Being the Tour de France race director must give Christian Prudhomme more than a few restless nights. In the small hours of a September morning weeks before the following year's route is announced to a clamouring crowd of riders, journalists and boulangerie proprietors - I imagine a panic-stricken Prudhomme coming to from a nightmare featuring the same old mountains and TT kilometres as the previous dozen editions. For a Tour de France to be heralded a success, a more eclectic set of stages is needed -France needs to be well and truly toured. As many stones as possible need to be turned. And for this year's route, the race director had a bona fide eureka moment.
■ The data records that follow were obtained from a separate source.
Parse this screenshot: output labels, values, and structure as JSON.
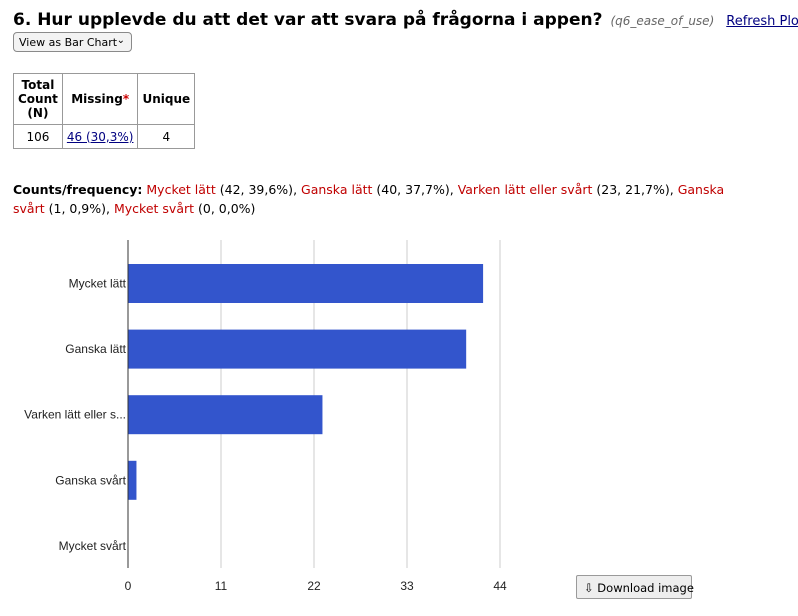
{
  "header": {
    "title": "6. Hur upplevde du att det var att svara på frågorna i appen?",
    "variable": "(q6_ease_of_use)",
    "refresh_label": "Refresh Plot",
    "separator": "|"
  },
  "view_select": {
    "selected": "View as Bar Chart",
    "icon": "chevron-down-icon"
  },
  "stats_table": {
    "headers": {
      "total_line1": "Total",
      "total_line2": "Count",
      "total_line3": "(N)",
      "missing": "Missing",
      "missing_marker": "*",
      "unique": "Unique"
    },
    "values": {
      "total": "106",
      "missing": "46 (30,3%)",
      "unique": "4"
    }
  },
  "counts": {
    "label": "Counts/frequency:",
    "items": [
      {
        "category": "Mycket lätt",
        "detail": "(42, 39,6%)"
      },
      {
        "category": "Ganska lätt",
        "detail": "(40, 37,7%)"
      },
      {
        "category": "Varken lätt eller svårt",
        "detail": "(23, 21,7%)"
      },
      {
        "category": "Ganska svårt",
        "detail": "(1, 0,9%)"
      },
      {
        "category": "Mycket svårt",
        "detail": "(0, 0,0%)"
      }
    ]
  },
  "chart_data": {
    "type": "bar",
    "orientation": "horizontal",
    "categories": [
      "Mycket lätt",
      "Ganska lätt",
      "Varken lätt eller s...",
      "Ganska svårt",
      "Mycket svårt"
    ],
    "values": [
      42,
      40,
      23,
      1,
      0
    ],
    "xticks": [
      0,
      11,
      22,
      33,
      44
    ],
    "xlim": [
      0,
      44
    ],
    "grid": true,
    "bar_color": "#3355cc",
    "grid_color": "#cccccc"
  },
  "download": {
    "label": "Download image",
    "icon": "download-icon"
  }
}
OK, I'm not suggesting that the race director woke up one day screaming 'GRAVEL!' at the top of his lungs - but for the purposes of this feature, let's run with it - because as an explanation of one particular stage, it fits the parcours perfectly. Barely out of his pyjamas, then, and long before the boulangerie proprietors, half of the pro peloton and a cluster of journalists had the chance to enquire as to what on earth he was raving about, stage nine of this year's Tour had been signed, sealed and delivered. Fast-forward to mid-May 2024 and our CW team - me, my brother James and photographer Richard - were en route to find out for ourselves just what wild vision entered Prudhomme's mind that fateful night.
GRAPPLING WITH GRAVEL
Our destination: the rolling Champagne region, where this year's stage nine, on 7 July, will start and finish in the town of Troyes. Conjured in a moment of genius, Prudhomme and the Tour's lead course designer, Thierry Gouvenou, inserted 14 gravel sectors covering 32km of the 199km stage. A brilliant move, unless you're Remco Evenepoel who was frankly disgusted with the idea of including the chemins blancs in the 2024 Tour.